The dot.com bubble burst in March, beginning with a huge selloff in the Nasdaq. The Dow Jones Industrial Average and Nasdaq both experienced record-setting declines.
The final rate hike for the cycle came on May 16, 2000, with an increase of 50 percentage points to 6.5%. GDP growth slowed significantly in the third quarter.
By the beginning of 2001, the slowdown forced the Fed to reverse course and begin cutting rates. In a hasty retreat, the Fed cut rates by a full percentage point in two moves during January 2001. The Fed would follow with nine more cuts during the course of the year, bringing the federal funds rate down to 1.75%.

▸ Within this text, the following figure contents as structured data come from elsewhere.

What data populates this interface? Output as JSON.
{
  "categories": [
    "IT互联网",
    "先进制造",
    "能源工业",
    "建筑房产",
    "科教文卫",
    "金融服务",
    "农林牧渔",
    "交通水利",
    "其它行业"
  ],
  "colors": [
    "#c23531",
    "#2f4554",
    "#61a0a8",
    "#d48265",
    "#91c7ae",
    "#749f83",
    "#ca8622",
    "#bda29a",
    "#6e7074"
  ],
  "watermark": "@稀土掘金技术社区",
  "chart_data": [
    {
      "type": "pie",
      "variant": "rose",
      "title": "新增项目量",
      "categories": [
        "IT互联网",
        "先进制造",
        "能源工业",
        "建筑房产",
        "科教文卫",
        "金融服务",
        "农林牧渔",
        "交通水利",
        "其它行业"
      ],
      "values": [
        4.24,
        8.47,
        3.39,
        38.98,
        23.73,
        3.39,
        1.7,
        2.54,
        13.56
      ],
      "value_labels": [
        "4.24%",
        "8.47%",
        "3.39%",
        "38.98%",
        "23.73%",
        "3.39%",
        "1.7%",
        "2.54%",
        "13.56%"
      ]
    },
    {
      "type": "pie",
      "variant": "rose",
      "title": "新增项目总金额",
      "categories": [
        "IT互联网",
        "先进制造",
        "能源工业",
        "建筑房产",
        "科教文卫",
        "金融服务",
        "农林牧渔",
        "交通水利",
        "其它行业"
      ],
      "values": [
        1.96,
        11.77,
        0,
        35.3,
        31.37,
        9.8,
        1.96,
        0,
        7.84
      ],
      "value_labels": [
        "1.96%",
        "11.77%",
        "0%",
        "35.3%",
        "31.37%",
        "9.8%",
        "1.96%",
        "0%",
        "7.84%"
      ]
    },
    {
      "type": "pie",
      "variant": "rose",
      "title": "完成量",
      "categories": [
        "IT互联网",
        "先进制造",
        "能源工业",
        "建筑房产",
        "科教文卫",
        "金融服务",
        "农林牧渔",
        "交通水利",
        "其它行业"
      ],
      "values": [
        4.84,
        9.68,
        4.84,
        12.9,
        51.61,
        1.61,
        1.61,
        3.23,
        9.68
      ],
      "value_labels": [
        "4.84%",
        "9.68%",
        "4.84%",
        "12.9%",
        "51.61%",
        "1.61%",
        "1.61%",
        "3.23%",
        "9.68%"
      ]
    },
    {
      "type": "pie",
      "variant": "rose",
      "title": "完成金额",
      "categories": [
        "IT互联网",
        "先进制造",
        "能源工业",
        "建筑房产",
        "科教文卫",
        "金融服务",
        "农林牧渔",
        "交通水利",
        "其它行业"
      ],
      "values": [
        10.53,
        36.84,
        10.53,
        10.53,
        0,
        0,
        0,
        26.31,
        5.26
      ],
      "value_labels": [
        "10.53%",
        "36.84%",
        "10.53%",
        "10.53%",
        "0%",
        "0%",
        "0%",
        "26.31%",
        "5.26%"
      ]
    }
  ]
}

As the Fed was frantically slashing rates, the economy and stock market continued on their downward paths. In 2001, the United States entered a recession, bringing to an end its longest post-war economic expansion. The recession was relatively brief, lasting from March to November of 2001. For stocks, however, the consequences were more severe. Large-cap stocks continued to slump even after the economy began to recover. In sum, the S&P 500 Index posted negative results for three straight years: in 2000, amid the rate hikes; in 2001, amid the recession; and in 2002, in the early months of the recovery.
Fixed-income markets, on the other hand, fared better, as bullish conditions for high-quality assets continued.